Joint BME/VISE Guest Seminar: An Adaptable Framework to Extract Abnormal Brain Networks. WEDNESDAY January 27st, 12:10pm, Noon lunch. SC 5326.
Title: An Adaptable Framework to Extract Abnormal Brain Networks
Speaker: Dr. Archana Venkataraman, Postdoctoral Associate, Image Processing and Analysis Group, Department of Radiology & Biomedical Imaging at Yale University
Date: ***Wednesday, January 27th ***
Time: 12:10pm start
Place: Stevenson Center 5326
Abstract: There is increasing evidence that complex neurological disorders reflect distributed impairments across multiple brain systems. These findings underscore the importance of network-based approaches for functional data. However, network analyses in clinical neuroimaging is largely limited to aggregate measures, which do not pinpoint a concrete etiological mechanism. In contrast, I will present a novel Bayesian framework that captures the underlying topology of the altered functional pathways. In the first part of this talk, I will introduce our core framework to extract abnormal network foci from functional MRI data. This model relies on a latent structure, which captures hidden interactions within the brain; the latent variables are complemented by an intuitive likelihood model for the observed neuroimaging measures. The resulting variational EM algorithm produces clinically meaningful results by simultaneously localizing the centers of abnormal activity and the network of altered connectivity. Next, I will address three technical challenges: flexible network topology, multimodal integration and patient-specific analysis. I will demonstrate that our core framework can elegantly be adapted to each of these scenarios and yields novel insights into autism, schizophrenia and epilepsy, respectively. Finally, I will highlight some exciting future applications for our method that revolve around clinical interventions.

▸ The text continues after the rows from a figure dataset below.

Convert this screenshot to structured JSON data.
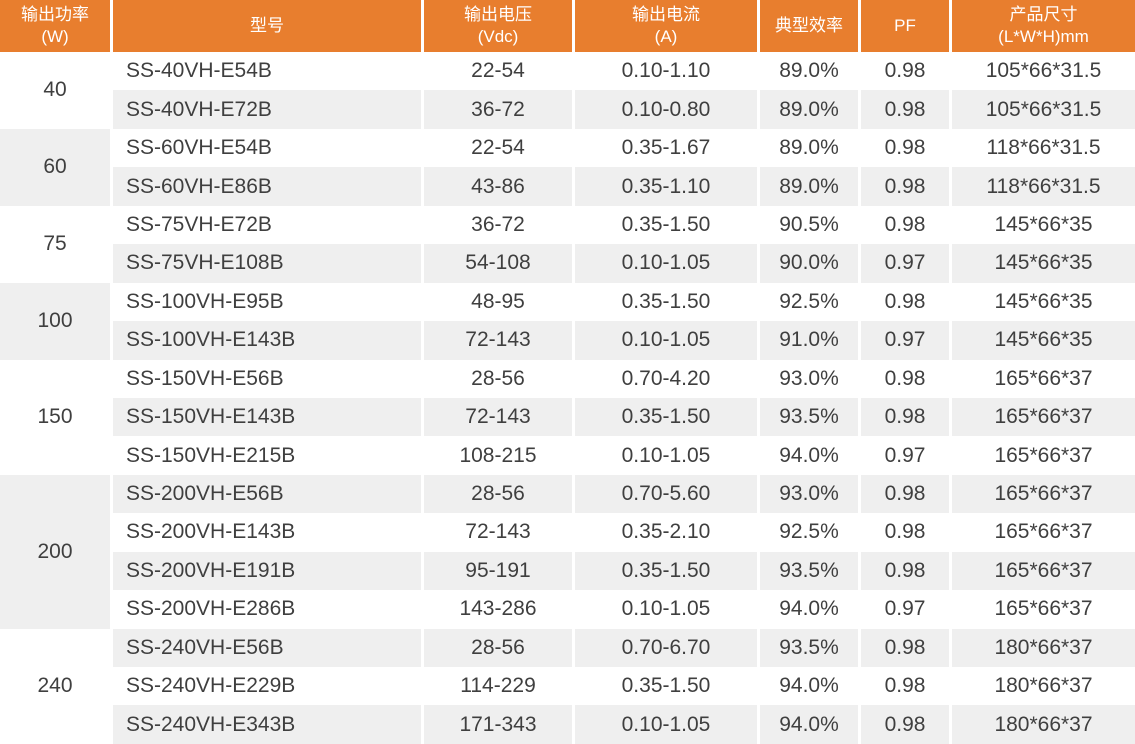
{
  "table": {
    "colors": {
      "header_bg": "#E87E2E",
      "header_text": "#FFFFFF",
      "row_bg": "#FFFFFF",
      "row_alt_bg": "#EFEFEF",
      "body_text": "#3F3F3F"
    },
    "columns": [
      {
        "id": "power",
        "line1": "输出功率",
        "line2": "(W)"
      },
      {
        "id": "model",
        "line1": "型号",
        "line2": ""
      },
      {
        "id": "voltage",
        "line1": "输出电压",
        "line2": "(Vdc)"
      },
      {
        "id": "current",
        "line1": "输出电流",
        "line2": "(A)"
      },
      {
        "id": "efficiency",
        "line1": "典型效率",
        "line2": ""
      },
      {
        "id": "pf",
        "line1": "PF",
        "line2": ""
      },
      {
        "id": "size",
        "line1": "产品尺寸",
        "line2": "(L*W*H)mm"
      }
    ],
    "groups": [
      {
        "power": "40",
        "models": [
          {
            "model": "SS-40VH-E54B",
            "voltage": "22-54",
            "current": "0.10-1.10",
            "efficiency": "89.0%",
            "pf": "0.98",
            "size": "105*66*31.5"
          },
          {
            "model": "SS-40VH-E72B",
            "voltage": "36-72",
            "current": "0.10-0.80",
            "efficiency": "89.0%",
            "pf": "0.98",
            "size": "105*66*31.5"
          }
        ]
      },
      {
        "power": "60",
        "models": [
          {
            "model": "SS-60VH-E54B",
            "voltage": "22-54",
            "current": "0.35-1.67",
            "efficiency": "89.0%",
            "pf": "0.98",
            "size": "118*66*31.5"
          },
          {
            "model": "SS-60VH-E86B",
            "voltage": "43-86",
            "current": "0.35-1.10",
            "efficiency": "89.0%",
            "pf": "0.98",
            "size": "118*66*31.5"
          }
        ]
      },
      {
        "power": "75",
        "models": [
          {
            "model": "SS-75VH-E72B",
            "voltage": "36-72",
            "current": "0.35-1.50",
            "efficiency": "90.5%",
            "pf": "0.98",
            "size": "145*66*35"
          },
          {
            "model": "SS-75VH-E108B",
            "voltage": "54-108",
            "current": "0.10-1.05",
            "efficiency": "90.0%",
            "pf": "0.97",
            "size": "145*66*35"
          }
        ]
      },
      {
        "power": "100",
        "models": [
          {
            "model": "SS-100VH-E95B",
            "voltage": "48-95",
            "current": "0.35-1.50",
            "efficiency": "92.5%",
            "pf": "0.98",
            "size": "145*66*35"
          },
          {
            "model": "SS-100VH-E143B",
            "voltage": "72-143",
            "current": "0.10-1.05",
            "efficiency": "91.0%",
            "pf": "0.97",
            "size": "145*66*35"
          }
        ]
      },
      {
        "power": "150",
        "models": [
          {
            "model": "SS-150VH-E56B",
            "voltage": "28-56",
            "current": "0.70-4.20",
            "efficiency": "93.0%",
            "pf": "0.98",
            "size": "165*66*37"
          },
          {
            "model": "SS-150VH-E143B",
            "voltage": "72-143",
            "current": "0.35-1.50",
            "efficiency": "93.5%",
            "pf": "0.98",
            "size": "165*66*37"
          },
          {
            "model": "SS-150VH-E215B",
            "voltage": "108-215",
            "current": "0.10-1.05",
            "efficiency": "94.0%",
            "pf": "0.97",
            "size": "165*66*37"
          }
        ]
      },
      {
        "power": "200",
        "models": [
          {
            "model": "SS-200VH-E56B",
            "voltage": "28-56",
            "current": "0.70-5.60",
            "efficiency": "93.0%",
            "pf": "0.98",
            "size": "165*66*37"
          },
          {
            "model": "SS-200VH-E143B",
            "voltage": "72-143",
            "current": "0.35-2.10",
            "efficiency": "92.5%",
            "pf": "0.98",
            "size": "165*66*37"
          },
          {
            "model": "SS-200VH-E191B",
            "voltage": "95-191",
            "current": "0.35-1.50",
            "efficiency": "93.5%",
            "pf": "0.98",
            "size": "165*66*37"
          },
          {
            "model": "SS-200VH-E286B",
            "voltage": "143-286",
            "current": "0.10-1.05",
            "efficiency": "94.0%",
            "pf": "0.97",
            "size": "165*66*37"
          }
        ]
      },
      {
        "power": "240",
        "models": [
          {
            "model": "SS-240VH-E56B",
            "voltage": "28-56",
            "current": "0.70-6.70",
            "efficiency": "93.5%",
            "pf": "0.98",
            "size": "180*66*37"
          },
          {
            "model": "SS-240VH-E229B",
            "voltage": "114-229",
            "current": "0.35-1.50",
            "efficiency": "94.0%",
            "pf": "0.98",
            "size": "180*66*37"
          },
          {
            "model": "SS-240VH-E343B",
            "voltage": "171-343",
            "current": "0.10-1.05",
            "efficiency": "94.0%",
            "pf": "0.98",
            "size": "180*66*37"
          }
        ]
      }
    ]
  }
}
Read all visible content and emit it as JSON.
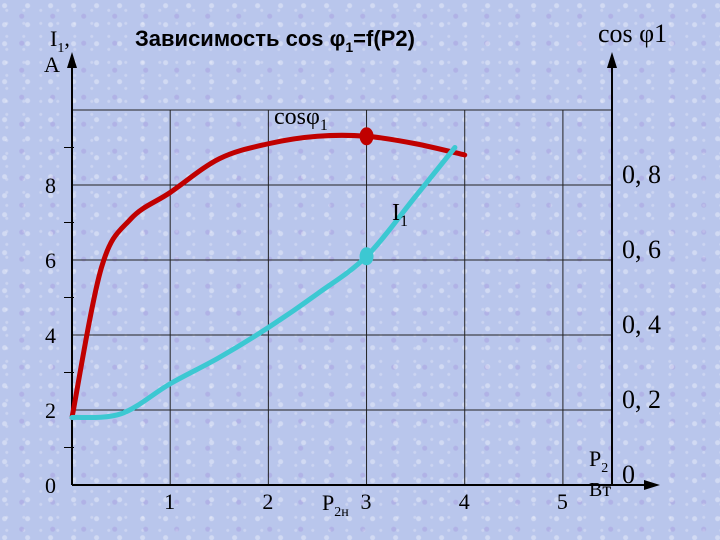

Biography: Dr. Venkataraman is a postdoctoral associate in the Image Processing and Analysis Group at Yale. Her research lies at the intersection of multimodal integration, network modeling and clinical neuroscience. Her main objective is to combine analytical tools, such as probabilistic modeling and network theory, with neuroscientific findings in order to characterize complex processes within the brain. Her methodology has yielded novel insights into autism, schizophrenia and epilepsy, with the long-term goal of informing patient treatment and care. Archana completed her B.S., M.Eng. and Ph.D. in Electrical Engineering at MIT in 2006, 2007 and 2012, respectively. She is a recipient of the CHDI Grant on network models for Huntington’s Disease, the MIT Lincoln Lab campus collaboration award, the NIH Advanced Multimodal Neuroimaging Training Grant, the National Defense Science and Engineering Graduate Fellowship, the Siebel Scholarship and the MIT Provost Presidential Fellowship.